The study says NTEC purchased the mines at a “very low cost”. NTEC paid $15.7 million for the assets through the federal bankruptcy court. The purchase includes nearly one billion tons of leased coal reserves, almost 100,000 acres of owned surface lands, and all the equipment at Spring Creek, Cordero Rojo and Antelope mines. In addition, NTEC also has a seller note for $40 million that will be paid over time. To be clear, NTEC will not assume any of Cloud Peak’s $350 million debt, the study stated.

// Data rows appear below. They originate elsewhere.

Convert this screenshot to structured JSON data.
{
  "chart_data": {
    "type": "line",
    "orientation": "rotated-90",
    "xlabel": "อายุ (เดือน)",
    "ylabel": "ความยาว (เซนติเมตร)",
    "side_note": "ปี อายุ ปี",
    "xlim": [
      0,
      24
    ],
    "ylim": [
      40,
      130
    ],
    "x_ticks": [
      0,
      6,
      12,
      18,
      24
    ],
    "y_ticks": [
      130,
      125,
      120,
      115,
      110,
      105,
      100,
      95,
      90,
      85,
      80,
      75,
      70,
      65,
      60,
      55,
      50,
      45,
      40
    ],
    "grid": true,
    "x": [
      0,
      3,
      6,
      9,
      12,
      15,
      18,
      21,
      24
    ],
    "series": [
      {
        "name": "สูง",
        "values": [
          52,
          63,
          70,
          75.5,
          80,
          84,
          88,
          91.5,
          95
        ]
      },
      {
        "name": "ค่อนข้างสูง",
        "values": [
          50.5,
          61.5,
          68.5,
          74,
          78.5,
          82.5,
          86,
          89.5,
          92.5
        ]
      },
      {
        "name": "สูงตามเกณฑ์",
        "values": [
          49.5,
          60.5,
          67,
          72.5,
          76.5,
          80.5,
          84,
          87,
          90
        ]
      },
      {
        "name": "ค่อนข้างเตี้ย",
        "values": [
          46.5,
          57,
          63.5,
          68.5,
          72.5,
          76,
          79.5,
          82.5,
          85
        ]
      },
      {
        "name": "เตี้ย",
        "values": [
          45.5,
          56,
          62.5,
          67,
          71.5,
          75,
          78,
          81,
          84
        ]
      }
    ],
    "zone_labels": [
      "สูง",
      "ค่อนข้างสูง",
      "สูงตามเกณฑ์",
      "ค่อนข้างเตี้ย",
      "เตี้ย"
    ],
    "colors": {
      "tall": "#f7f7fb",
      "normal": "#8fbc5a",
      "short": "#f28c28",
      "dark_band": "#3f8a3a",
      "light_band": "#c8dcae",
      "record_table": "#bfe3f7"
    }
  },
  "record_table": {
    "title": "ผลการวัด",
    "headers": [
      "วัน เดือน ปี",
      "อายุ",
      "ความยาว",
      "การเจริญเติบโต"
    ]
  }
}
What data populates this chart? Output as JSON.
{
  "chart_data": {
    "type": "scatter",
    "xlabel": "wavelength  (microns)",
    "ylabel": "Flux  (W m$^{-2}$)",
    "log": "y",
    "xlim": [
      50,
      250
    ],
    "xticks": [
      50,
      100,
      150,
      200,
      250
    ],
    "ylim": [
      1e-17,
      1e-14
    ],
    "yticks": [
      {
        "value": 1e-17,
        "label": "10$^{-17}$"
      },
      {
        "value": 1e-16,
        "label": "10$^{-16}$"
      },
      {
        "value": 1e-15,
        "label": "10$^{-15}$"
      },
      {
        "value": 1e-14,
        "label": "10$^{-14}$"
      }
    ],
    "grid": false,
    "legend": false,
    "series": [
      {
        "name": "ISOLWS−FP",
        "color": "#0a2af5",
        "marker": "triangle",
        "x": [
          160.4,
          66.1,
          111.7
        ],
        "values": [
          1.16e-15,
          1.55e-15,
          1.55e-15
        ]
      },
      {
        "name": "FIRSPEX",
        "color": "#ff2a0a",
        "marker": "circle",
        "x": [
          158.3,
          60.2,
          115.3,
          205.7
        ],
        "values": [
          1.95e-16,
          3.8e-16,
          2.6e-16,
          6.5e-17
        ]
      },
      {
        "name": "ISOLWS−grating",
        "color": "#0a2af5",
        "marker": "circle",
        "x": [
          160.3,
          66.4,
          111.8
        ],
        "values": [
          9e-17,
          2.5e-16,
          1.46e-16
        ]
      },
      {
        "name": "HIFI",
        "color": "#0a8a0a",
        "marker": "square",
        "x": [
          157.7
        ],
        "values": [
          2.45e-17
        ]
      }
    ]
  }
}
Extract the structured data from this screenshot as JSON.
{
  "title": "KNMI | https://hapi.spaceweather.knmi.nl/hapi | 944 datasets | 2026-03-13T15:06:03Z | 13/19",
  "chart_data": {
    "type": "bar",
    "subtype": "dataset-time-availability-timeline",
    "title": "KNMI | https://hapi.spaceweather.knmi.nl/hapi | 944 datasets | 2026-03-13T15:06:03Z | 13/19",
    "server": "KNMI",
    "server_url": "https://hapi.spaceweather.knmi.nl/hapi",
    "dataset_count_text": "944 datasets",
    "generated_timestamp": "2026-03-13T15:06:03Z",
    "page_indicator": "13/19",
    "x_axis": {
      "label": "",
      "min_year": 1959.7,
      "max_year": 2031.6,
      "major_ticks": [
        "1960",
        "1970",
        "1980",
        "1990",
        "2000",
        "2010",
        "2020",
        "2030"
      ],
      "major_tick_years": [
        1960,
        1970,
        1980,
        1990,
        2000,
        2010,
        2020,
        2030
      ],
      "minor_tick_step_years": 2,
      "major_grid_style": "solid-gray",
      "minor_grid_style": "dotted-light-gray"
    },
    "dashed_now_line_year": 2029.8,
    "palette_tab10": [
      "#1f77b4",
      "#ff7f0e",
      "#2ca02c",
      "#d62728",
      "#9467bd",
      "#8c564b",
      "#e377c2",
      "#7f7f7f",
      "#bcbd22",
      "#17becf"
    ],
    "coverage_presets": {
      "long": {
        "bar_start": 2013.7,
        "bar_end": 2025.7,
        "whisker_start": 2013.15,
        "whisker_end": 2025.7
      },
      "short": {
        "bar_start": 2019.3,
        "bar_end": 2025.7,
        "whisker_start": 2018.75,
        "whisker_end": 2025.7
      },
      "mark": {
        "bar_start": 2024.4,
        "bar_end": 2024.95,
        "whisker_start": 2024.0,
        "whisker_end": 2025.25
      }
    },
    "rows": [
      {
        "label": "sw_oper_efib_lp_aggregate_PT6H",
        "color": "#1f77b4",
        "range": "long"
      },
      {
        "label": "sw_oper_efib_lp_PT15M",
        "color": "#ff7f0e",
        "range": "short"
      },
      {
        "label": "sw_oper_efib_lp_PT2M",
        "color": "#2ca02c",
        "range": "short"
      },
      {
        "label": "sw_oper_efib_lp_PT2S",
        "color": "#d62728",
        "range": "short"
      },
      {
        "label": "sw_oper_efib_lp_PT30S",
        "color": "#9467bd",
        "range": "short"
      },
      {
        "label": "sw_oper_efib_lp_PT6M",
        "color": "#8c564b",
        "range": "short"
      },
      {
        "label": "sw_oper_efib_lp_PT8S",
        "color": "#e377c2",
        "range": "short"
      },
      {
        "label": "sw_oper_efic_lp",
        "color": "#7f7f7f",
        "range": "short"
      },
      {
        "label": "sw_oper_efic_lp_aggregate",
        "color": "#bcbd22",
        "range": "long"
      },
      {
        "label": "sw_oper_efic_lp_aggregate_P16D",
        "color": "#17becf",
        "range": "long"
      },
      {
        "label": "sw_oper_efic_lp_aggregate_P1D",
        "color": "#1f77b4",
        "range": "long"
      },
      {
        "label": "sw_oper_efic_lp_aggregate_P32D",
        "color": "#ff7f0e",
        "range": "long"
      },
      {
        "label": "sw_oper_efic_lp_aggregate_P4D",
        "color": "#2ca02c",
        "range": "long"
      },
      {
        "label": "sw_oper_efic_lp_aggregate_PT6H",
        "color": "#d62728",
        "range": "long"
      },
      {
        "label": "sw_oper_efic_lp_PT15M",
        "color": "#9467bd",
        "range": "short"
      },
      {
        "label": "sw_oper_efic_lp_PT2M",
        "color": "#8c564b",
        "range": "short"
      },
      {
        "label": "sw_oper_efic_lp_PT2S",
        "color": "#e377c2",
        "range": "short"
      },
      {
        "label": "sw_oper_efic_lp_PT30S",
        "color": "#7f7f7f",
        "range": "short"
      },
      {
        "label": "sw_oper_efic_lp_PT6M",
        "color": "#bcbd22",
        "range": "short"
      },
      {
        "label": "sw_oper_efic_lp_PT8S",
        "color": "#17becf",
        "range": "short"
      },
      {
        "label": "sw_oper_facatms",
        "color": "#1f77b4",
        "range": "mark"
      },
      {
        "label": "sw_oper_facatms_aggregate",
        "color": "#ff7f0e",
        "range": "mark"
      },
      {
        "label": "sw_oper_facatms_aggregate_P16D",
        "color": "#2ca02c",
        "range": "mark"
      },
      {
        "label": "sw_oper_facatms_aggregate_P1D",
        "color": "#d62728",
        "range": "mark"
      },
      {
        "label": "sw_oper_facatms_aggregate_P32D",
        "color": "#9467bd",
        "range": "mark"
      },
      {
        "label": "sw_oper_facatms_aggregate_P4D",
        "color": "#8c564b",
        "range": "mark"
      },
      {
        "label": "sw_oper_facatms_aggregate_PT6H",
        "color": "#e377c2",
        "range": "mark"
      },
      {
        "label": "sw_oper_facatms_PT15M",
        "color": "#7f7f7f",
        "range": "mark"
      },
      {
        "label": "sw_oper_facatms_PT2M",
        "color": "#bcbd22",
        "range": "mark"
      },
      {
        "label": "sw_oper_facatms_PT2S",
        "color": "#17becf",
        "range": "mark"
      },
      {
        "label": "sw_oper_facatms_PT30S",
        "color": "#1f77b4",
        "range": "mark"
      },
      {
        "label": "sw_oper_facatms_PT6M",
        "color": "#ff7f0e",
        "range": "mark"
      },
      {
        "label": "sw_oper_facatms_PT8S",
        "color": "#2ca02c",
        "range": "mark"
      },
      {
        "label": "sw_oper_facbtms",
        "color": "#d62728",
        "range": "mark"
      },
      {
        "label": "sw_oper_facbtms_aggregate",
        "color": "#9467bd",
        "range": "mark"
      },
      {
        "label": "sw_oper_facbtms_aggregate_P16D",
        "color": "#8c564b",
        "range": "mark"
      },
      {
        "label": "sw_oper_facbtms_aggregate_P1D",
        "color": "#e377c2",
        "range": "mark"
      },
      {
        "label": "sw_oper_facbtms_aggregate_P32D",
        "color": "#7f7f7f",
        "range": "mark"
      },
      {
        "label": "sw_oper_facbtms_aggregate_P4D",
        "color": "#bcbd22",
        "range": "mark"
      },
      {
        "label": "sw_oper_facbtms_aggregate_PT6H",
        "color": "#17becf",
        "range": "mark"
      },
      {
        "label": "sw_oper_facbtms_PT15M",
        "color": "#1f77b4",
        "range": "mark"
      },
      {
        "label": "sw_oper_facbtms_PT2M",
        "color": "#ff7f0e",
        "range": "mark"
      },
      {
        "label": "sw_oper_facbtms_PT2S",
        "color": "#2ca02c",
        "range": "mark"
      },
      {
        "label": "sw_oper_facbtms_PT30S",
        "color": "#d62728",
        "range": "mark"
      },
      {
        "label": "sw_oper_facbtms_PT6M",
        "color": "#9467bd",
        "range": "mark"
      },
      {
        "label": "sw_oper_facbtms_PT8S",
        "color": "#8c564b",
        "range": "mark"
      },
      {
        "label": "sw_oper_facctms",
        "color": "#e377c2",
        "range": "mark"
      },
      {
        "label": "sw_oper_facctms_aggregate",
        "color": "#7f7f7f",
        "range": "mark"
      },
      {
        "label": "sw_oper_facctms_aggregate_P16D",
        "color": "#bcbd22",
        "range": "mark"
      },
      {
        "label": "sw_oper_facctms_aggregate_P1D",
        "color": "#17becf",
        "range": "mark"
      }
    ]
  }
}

The study also notes that while domestic coal demand will decrease in the future, demand for domestic high-quality coal will still exceed 250 million tons a year. NTEC also has opportunities to develop international coal sales. “The export markets have high upside potential for Spring Creek’s sales,” the study stated.

“We expect this acquisition will sustain long-term success for NTEC, allowing NTEC to continue to invest in other forms of energy. As a Navajo-owned company, we are expanding our reach internationally. The demand for clean high-quality coal will continue for the foreseeable years, making the Cloud Peak asset acquisition a sound investment for NTEC and the country as we will help fuel a reliable, cost-effective and environmentally conscious foundation of all energy development,” Moseley said.

Future Looks Bright

In February 2020, NTEC and the state of Wyoming agreed to a limited waiver of sovereign immunity to ensure the state’s ability to regulate NTEC’s activities at the Antelope and Cordero Rojo mines. This is an important step forward; as a Navajo-owned company, NTEC has sovereign immunity. The company is currently in discussions with the state of Montana to reach a similar agreement.

NTEC is now working to replace the Cloud Peak reclamation bonds. Once they do, the permits will go through the transfer process.

Similar to other coal companies, NTEC is adjusting to the challenges from the tough economic conditions and declining demand for coal during the COVID-19 crisis. However, NTEC’s management is confident in their projections for future sales.

Gerges Scott is the senior vice president of Agenda Global, consultant to the Navajo Transitional Energy Company.